At the time of our fight, I could’ve ruined her husband’s career by telling everyone in the company that he was an alcoholic, loved watching porn & his sexual weirdness. I wanted to hurt her but I didn’t do that. I was so angry and why was that? I had to move to a different part of the company that I didn’t want to work in but I needed a job – it was not my career path.
I am trying to make amends for the bad thing I did but I don’t feel that I am being heard. I am a pillar to the community, do a lot of community work, dog rescue, have a wonderful job, great husband and friends. I am a pretty happy and content person but I feel ashamed of how acted in that moment. I can honestly say that on my deathbed, I would be content to die as I have no what if’s. I have been an honest and good person.

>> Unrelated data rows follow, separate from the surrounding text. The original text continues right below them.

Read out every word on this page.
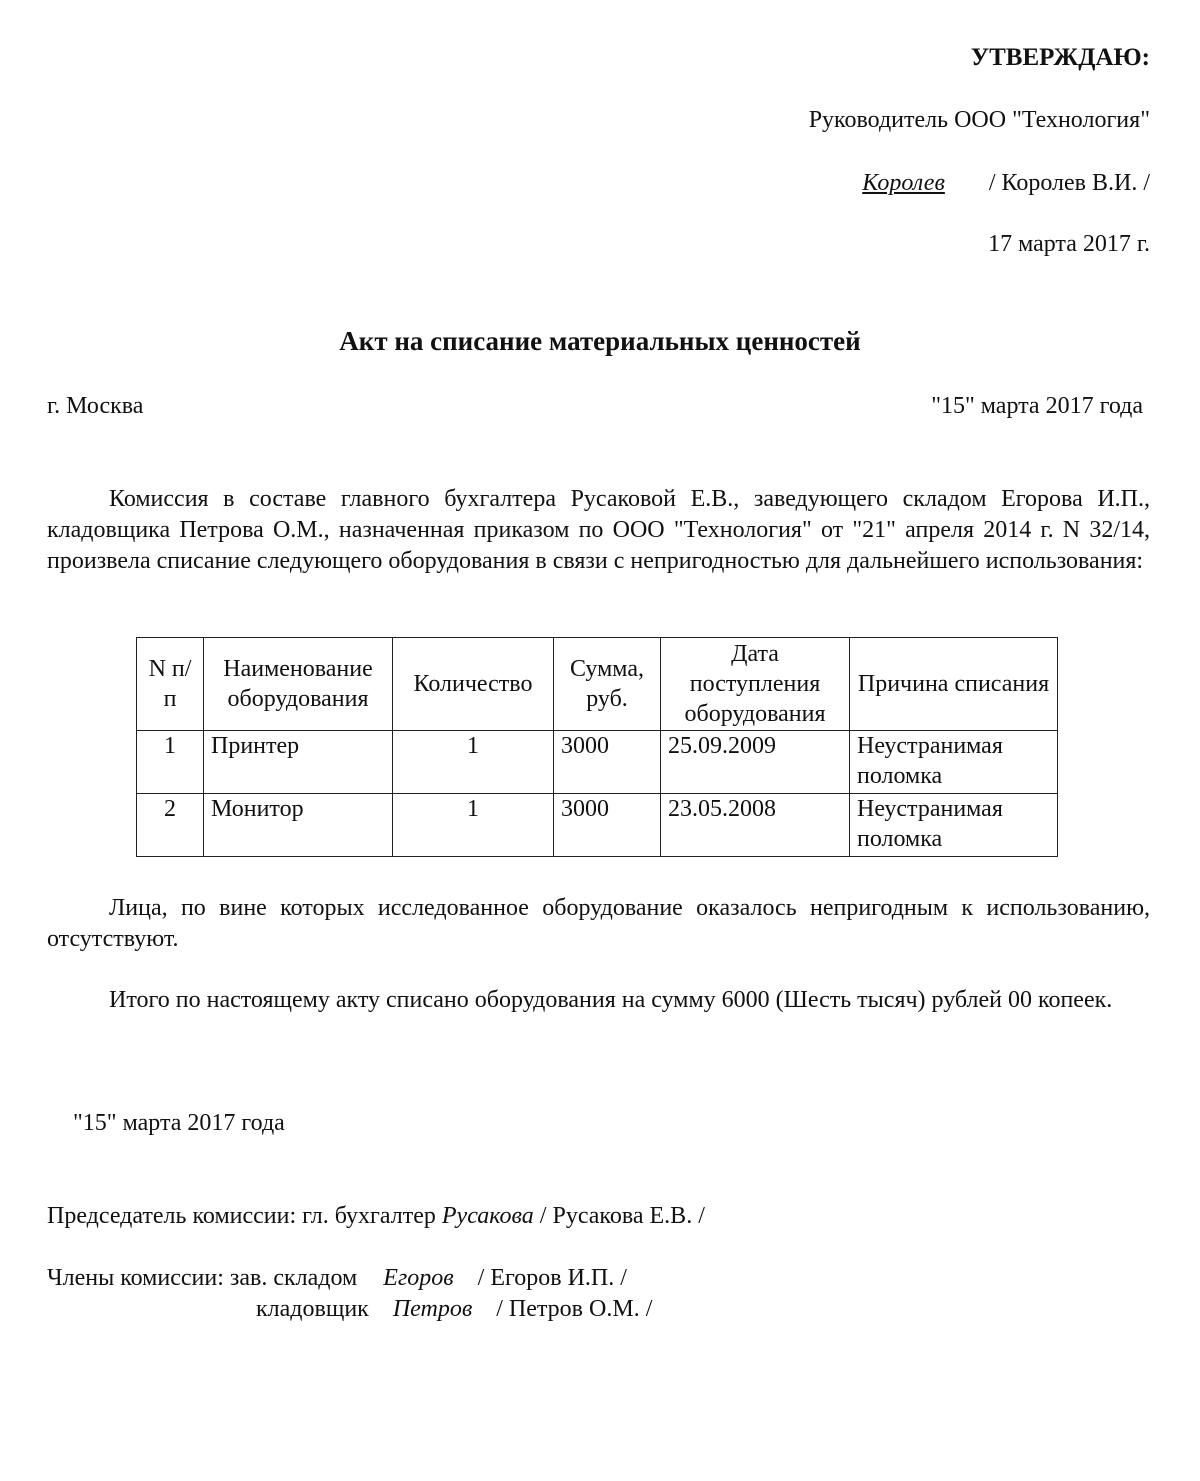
УТВЕРЖДАЮ:
Руководитель ООО "Технология"
Королев / Королев В.И. /
17 марта 2017 г.
Акт на списание материальных ценностей
г. Москва	"15" марта 2017 года
Комиссия в составе главного бухгалтера Русаковой Е.В., заведующего складом Егорова И.П., кладовщика Петрова О.М., назначенная приказом по ООО "Технология" от "21" апреля 2014 г. N 32/14, произвела списание следующего оборудования в связи с непригодностью для дальнейшего использования:
N п/п	Наименование оборудования	Количество	Сумма, руб.	Дата поступления оборудования	Причина списания
1	Принтер	1	3000	25.09.2009	Неустранимая поломка
2	Монитор	1	3000	23.05.2008	Неустранимая поломка
Лица, по вине которых исследованное оборудование оказалось непригодным к использованию, отсутствуют.
Итого по настоящему акту списано оборудования на сумму 6000 (Шесть тысяч) рублей 00 копеек.
"15" марта 2017 года
Председатель комиссии: гл. бухгалтер Русакова / Русакова Е.В. /
Члены комиссии: зав. складом Егоров / Егоров И.П. /
кладовщик Петров / Петров О.М. /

Can this friendship be saved?
February 27, 2015 at 4:17 pm #149803
She will call you her best friend that is because you were,unfortunately she is NOT your best friend. She disappeared when you needed help. Sounds like she uses people and keeps her options open so that she fall back on a number of easy pick up friends. Think of the good times that were and forget any future friendship with her. Of course stay pleasant and friendly if necessary but in a distant sort of way. In others words do not rekindle. Good luck Lottie
February 27, 2015 at 4:31 pm #149804
NO to your question it can’t be.
What are you talking about,she gossiped all your private business to all and sundry and you think she was a friend. NO NO NO. No friend of yours. You missed out on promotion because of what she repeated but also your employers also knew that you couldn’t hold your tongue about your own private affairs ,that is also why you missed the job. Then you went yelling down the phone to her. That also will have been repeated to everybody. Keep your own counsel and stop giving info out about your life.
You are now happy with good husband and good friends surely there is no room in your busy (I imagine schedule)and you have a job you happy with. Enjoy your life with those you love. Best wishes Lottie
February 27, 2015 at 4:37 pm #149805
Mann, drop this woman as a friend. She’s not a friend. She’s guilting you into apologizing for something really rotten SHE did. She did damage to your reputation and career.